The same package also provides us with a nice visualization function (DDplot) for item difficulty and discrimination of any approach stated above. It takes discrim argument that can be defined as RIT (the first approach), RIR (the second approach above) or ULI (the third approach). Also, you can define a threshold value to draw a line on the plot via the thr argument. Here is a sample usage for our case:

DDplot(my_data, discrim = 'ULI', k = 3, l = 1, u = 3, thr=0.1)

It can be seen that items 30, 31 and 40 from our simulated dataset are below our 0.1 threshold value in terms of discrimination. Interestingly, items 30 and 31 are the most difficult items while item 40 is the easiest one.
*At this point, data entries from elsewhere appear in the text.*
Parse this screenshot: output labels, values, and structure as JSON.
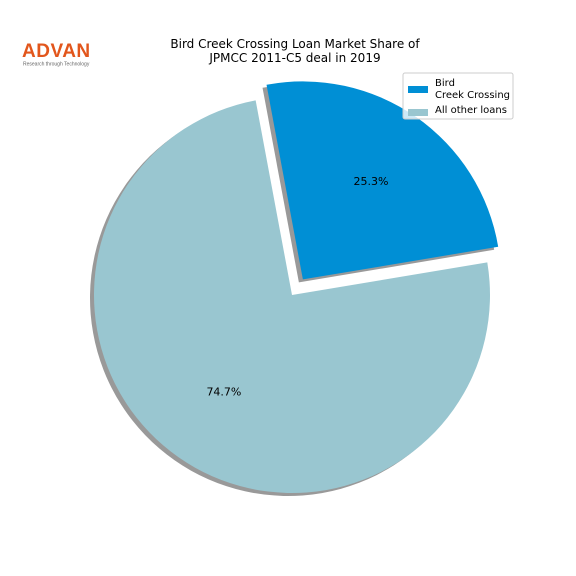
{
  "logo": {
    "text": "ADVAN",
    "tagline": "Research through Technology"
  },
  "chart_data": {
    "type": "pie",
    "title": "Bird Creek Crossing Loan Market Share of\nJPMCC 2011-C5 deal in 2019",
    "categories": [
      "Bird\nCreek Crossing",
      "All other loans"
    ],
    "values": [
      25.3,
      74.7
    ],
    "value_labels": [
      "25.3%",
      "74.7%"
    ],
    "colors": [
      "#008fd5",
      "#99c6d0"
    ],
    "explode": [
      true,
      false
    ],
    "shadow": true,
    "legend": "upper right"
  }
}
What a weirdo… :D

Conclusion

Examining item difficulty and item discrimination are important aspects of evaluating the psychometric properties of a measure. Item difficulty measures how easy or difficult each individual item is for respondents to answer correctly, while item discrimination measures the extent to which each item differentiates between participants who have high or low levels of the construct being measured.

In this blog post, we explored how to calculate item difficulty and item discrimination in R using an example dataset. We explained what each of these psychometric properties are, why they’re important, and how to interpret the results. We also discussed some limitations and considerations when examining these properties.

Overall, understanding and evaluating the psychometric properties of a measure can help ensure its reliability and validity, and inform decisions about item selection and revision.